Sewing betonte die Notwendigkeit einer offenen Debatte über die wirtschaftliche Zukunft Deutschlands. Schwaches Wachstum und wachsende Unzufriedenheit mit der Bundespolitik erforderten schnelles Handeln, mahnt er an.

In einer aktuellen Stellungnahme benannte Sewing centrale Problemfelder: So hinterfragte er, ob der bestehende Kündigungsschutz für Spitzenverdiener noch zeitgemäß sei. Zudem schlug er vor, die Arbeitszeit – insbesondere in Büroberufen – zu verlängern, um den Arbeitsmarkt zu stärken.

Vergleiche mit der Schweiz zeigten, dass die Krankheitsquoten in Deutschland zu hoch seien, kritisierte Sewing. Die Gesellschaft müsse diese Themen zügig angehen, um einen weiteren wirtschaftlichen Abstieg zu verhindern.

Seine Äußerungen fallen in eine Phase, in der Umfragen der AfD in Sachsen-Anhalt mit 39 Prozent – leicht rückläufig seit Oktober 2025 – die Führung bescheinigen. Die CDU liegt bei 26 Prozent.

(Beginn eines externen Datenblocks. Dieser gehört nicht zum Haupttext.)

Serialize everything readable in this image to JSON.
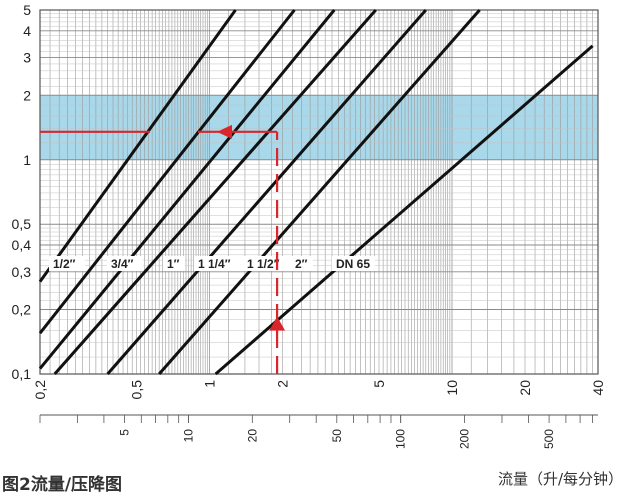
{
  "chart_data": {
    "type": "line",
    "title": "图2流量/压降图",
    "xlabel": "流量（升/每分钟）",
    "ylabel": "",
    "x_scale": "log",
    "y_scale": "log",
    "xlim": [
      0.2,
      40
    ],
    "ylim": [
      0.1,
      5
    ],
    "x_ticks_top": [
      "0,2",
      "0,5",
      "1",
      "2",
      "5",
      "10",
      "20",
      "40"
    ],
    "x_ticks_bottom": [
      "5",
      "10",
      "20",
      "50",
      "100",
      "200",
      "500"
    ],
    "y_ticks": [
      "0,1",
      "0,2",
      "0,3",
      "0,4",
      "0,5",
      "1",
      "2",
      "3",
      "4",
      "5"
    ],
    "highlight_band": [
      1,
      2
    ],
    "highlight_color": "#a8d8ea",
    "series": [
      {
        "name": "1/2″",
        "x": [
          0.2,
          1.28
        ],
        "y": [
          0.27,
          5
        ]
      },
      {
        "name": "3/4″",
        "x": [
          0.2,
          2.24
        ],
        "y": [
          0.155,
          5
        ]
      },
      {
        "name": "1″",
        "x": [
          0.2,
          3.27
        ],
        "y": [
          0.106,
          5
        ]
      },
      {
        "name": "1 1/4″",
        "x": [
          0.23,
          4.85
        ],
        "y": [
          0.1,
          5
        ]
      },
      {
        "name": "1 1/2″",
        "x": [
          0.38,
          7.8
        ],
        "y": [
          0.1,
          5
        ]
      },
      {
        "name": "2″",
        "x": [
          0.62,
          13.0
        ],
        "y": [
          0.1,
          5
        ]
      },
      {
        "name": "DN 65",
        "x": [
          1.06,
          38.0
        ],
        "y": [
          0.1,
          3.4
        ]
      }
    ],
    "example": {
      "flow": 1.9,
      "pressure_drop": 1.35,
      "color": "#d9262b"
    }
  }
}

In Mecklenburg-Vorpommern hält die SPD-Linke-Koalition nur knapp die Oberhand über die AfD. Sewing warnte, ein rechtspopulistischer Ministerpräsident könnte Deutschlands internationales Ansehen beschädigen.

Bundesweit sind 71 Prozent der Bürger:innen überzeugt, dass die Bundesregierung zu wenig für die Wirtschaft tut. Sewing drängt auf beschleunigte Reformen, um die wachsende Frustration einzudämmen und einer nationalistischen Wende vorzubeugen.

Die Wahlen im September 2026 werden zeigen, wie stark der Einfluss der AfD in Ostdeutschland wirklich ist. Sewings Vorschläge zielen darauf ab, wirtschaftliche Schwächen zu beheben, bevor politische Instabilität weiter um sich greift. Im Fokus stehen dabei vor allem Arbeitsmarktreformen und die Senkung der Krankheitsquote, um die Produktivität zu steigern.